Jack ripped the chart from the clips and carried it over to the boat’s pilot. He pointed. “This is where we’re headed. Bayou Cook. Radio the airboats, let them know there’s been a change in plans. We’ll head directly over there.”
“Yes, sir.”
Jack returned, the map in his hand.
“What’s at Bayou Cook?” Lorna asked.
“A tourist site. Draws sightseers year-round, mostly from the cruise ships that dock in New Orleans. You get a swamp tour, an airboat ride, and at the end, a visit to Bayou Cook.”
“What’s there?”
Jack stared hard at her, certainty in his eyes. “Uncle Joe’s Alligator Farm.”
Uncle Joe had no interest in children, but the camp groups brought in good money.
He stood on the front porch of his house with a tall, frosted bottle of Budweiser resting on the rail. The scorching day only seemed to grow hotter and damper as the sun faded away. It was like that out here. The first hour after sunset, the heat seemed reluctant to leave, overstaying its welcome. But slowly over the course of the night, it began to drain away, making it easier to breathe.
He enjoyed that time of night.
’Course, the beer helped, too.
He took a deep swig and stared across the thirty acres of his property. On the far side, a new campsite had been carved out of the neighboring stand of old-growth cypress forest. It was currently occupied by a troop of Boy Scouts from Baton Rouge, booked for the entire week. Campfires flickered among the tents, and strings of lanterns decorated the encampment. Songs echoed through the early evening, accompanied by the honking of bullfrogs and the occasional hoot from an owl or bellow from a bull alligator.

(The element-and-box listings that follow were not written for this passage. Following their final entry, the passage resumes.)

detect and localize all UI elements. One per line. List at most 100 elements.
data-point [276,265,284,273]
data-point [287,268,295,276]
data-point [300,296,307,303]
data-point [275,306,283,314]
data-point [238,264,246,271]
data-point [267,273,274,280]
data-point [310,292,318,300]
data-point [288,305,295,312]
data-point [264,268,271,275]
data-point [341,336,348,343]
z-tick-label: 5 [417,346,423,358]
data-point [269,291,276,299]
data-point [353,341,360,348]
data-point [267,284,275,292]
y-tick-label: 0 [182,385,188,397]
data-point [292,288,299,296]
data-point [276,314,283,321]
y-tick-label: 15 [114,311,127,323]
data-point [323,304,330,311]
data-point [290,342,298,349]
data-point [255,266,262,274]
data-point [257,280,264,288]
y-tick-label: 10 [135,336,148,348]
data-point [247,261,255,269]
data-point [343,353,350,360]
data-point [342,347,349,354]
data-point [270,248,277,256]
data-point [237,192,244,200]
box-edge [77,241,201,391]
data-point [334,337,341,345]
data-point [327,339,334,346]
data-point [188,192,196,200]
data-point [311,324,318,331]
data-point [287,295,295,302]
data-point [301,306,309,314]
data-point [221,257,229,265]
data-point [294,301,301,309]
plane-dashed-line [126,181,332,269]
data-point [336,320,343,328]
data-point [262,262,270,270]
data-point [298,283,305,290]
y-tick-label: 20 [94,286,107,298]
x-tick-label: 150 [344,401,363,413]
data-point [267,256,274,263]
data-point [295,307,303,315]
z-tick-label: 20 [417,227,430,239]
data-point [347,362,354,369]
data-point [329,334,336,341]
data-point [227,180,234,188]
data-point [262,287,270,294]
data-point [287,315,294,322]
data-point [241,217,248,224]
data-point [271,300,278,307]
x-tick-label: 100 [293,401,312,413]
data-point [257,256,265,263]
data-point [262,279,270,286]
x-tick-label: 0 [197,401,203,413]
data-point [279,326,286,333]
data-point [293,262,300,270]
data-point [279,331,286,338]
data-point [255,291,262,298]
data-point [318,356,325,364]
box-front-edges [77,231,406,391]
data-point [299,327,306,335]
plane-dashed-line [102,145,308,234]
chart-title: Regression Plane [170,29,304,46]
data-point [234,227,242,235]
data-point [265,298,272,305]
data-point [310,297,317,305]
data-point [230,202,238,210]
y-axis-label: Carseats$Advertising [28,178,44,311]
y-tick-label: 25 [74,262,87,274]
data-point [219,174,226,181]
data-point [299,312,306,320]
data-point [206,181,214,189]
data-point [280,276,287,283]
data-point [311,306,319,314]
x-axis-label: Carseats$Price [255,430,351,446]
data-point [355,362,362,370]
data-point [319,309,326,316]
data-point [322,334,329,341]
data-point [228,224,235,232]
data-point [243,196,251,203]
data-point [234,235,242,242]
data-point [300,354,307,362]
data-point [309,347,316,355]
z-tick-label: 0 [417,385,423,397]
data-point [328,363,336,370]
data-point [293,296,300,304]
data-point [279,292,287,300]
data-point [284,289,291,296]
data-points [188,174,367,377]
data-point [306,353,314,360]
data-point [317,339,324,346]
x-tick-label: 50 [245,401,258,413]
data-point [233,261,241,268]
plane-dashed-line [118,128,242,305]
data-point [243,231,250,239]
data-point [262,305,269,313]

Between his log home and the campsite stretched the eight pools and pits of the alligator farm. He also had a bobcat exhibit and a shallow pond that held Gipper, a giant snapping turtle. The farm was crisscrossed with elevated walkways and observation decks.
He looked on with pride. It had cost him over half a million to expand the place from a single pond with a few breeding alligators to this singular attraction of the bayou. Last year alone, he had grossed three times his investment.
Of course, some of that money was under the table. As a conservator, he wasn’t supposed to sell the alligators for skin or meat, but it didn’t cost much to grease the palms of local enforcement agents to get them to look the other way. And for some wealthy anglers, newly hatched baby alligators were considered the best bait for bass fishing.